Вскоре в офисе появились телевизионные бригады и начали снимать, как Джастин снимает меня. Как военнопленный, Джастин заученно твердил свое имя, род занятий и номер телефона штаб-квартиры его кандидата. К шести часам этот сюжет прошел уже в выпусках местных новостей. Еще с неделю весь штат обсуждал эту историю — и в карикатурах, и в редакционных статьях, и даже в спортивных комментариях. После такой энергичной атаки мой оппонент наконец сдался, попросил Джастина держаться на почтительном расстоянии и даже извинился передо мной. Его кампанию это уже не могло спасти. Может, люди и плохо разбирались, в чем мы не согласны по вопросам медицинского страхования или ближневосточной дипломатии, но они прекрасно знали, что он покусился на одну из их важнейших ценностей — достойное поведение.

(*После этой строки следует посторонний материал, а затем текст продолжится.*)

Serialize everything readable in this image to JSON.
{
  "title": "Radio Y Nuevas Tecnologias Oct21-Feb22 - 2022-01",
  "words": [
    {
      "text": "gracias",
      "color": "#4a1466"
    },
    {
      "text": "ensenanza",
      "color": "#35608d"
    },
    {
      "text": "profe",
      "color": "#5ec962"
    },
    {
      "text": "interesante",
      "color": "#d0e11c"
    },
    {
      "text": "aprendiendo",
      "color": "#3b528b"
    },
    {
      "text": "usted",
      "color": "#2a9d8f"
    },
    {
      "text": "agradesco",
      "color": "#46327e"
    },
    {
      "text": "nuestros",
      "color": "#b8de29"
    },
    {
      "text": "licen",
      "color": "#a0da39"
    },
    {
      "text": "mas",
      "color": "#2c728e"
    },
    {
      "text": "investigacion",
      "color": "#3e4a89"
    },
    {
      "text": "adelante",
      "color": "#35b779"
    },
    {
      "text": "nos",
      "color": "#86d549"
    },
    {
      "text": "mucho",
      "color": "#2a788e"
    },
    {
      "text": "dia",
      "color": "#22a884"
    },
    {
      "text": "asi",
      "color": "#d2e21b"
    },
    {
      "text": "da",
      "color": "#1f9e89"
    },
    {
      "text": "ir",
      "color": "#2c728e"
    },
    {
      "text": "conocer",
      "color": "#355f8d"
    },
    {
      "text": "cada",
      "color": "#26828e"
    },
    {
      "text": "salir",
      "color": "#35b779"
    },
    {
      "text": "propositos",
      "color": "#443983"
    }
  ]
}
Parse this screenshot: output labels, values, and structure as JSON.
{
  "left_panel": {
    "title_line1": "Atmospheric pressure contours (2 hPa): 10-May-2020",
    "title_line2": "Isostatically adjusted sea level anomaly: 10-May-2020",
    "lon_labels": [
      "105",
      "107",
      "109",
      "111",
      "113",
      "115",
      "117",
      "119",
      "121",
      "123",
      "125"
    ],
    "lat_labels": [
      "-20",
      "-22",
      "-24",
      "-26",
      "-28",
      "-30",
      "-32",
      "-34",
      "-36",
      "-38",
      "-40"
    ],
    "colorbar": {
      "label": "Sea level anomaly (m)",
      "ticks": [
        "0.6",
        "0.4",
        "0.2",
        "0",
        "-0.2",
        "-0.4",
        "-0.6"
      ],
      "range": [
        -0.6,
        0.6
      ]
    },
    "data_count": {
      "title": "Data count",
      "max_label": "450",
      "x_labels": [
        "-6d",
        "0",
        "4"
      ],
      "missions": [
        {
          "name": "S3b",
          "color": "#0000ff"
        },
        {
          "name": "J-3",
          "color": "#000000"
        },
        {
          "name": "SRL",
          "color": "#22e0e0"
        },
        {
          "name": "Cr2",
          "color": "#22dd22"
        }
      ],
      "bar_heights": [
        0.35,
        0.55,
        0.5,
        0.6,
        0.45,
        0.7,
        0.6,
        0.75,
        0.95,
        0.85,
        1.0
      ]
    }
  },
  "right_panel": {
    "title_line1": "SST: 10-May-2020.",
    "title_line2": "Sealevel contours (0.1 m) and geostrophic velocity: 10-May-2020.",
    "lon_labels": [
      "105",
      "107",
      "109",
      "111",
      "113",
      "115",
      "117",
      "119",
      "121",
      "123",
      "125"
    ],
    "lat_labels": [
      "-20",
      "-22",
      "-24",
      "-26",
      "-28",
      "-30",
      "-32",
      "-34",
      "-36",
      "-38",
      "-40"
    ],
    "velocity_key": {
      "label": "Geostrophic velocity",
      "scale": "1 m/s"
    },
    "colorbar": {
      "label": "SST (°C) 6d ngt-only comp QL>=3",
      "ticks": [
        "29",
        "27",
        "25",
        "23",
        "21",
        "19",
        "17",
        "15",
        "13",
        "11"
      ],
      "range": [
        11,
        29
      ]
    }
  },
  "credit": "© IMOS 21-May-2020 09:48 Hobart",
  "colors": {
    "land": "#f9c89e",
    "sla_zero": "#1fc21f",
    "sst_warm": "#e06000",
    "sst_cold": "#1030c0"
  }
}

Вот эта разница между тем, что мы считаем достойным поведением в обычной жизни, и тем, как мы ведем себя, чтобы выиграть кампанию, и служит проверкой истинных ценностей политика. Мало найдется других занятий, которые требуют ежедневно, если не ежеминутно, выбирать между множеством взаимоисключающих факторов — между различными группами избирателей, интересами штата и интересами государства, верностью партии и собственной независимостью, между долгом службы и обязательствами перед семьей. В вечной какофонии голосов таится опасность, что политик может потерять моральные ориентиры и попадет под жернова общественного мнения.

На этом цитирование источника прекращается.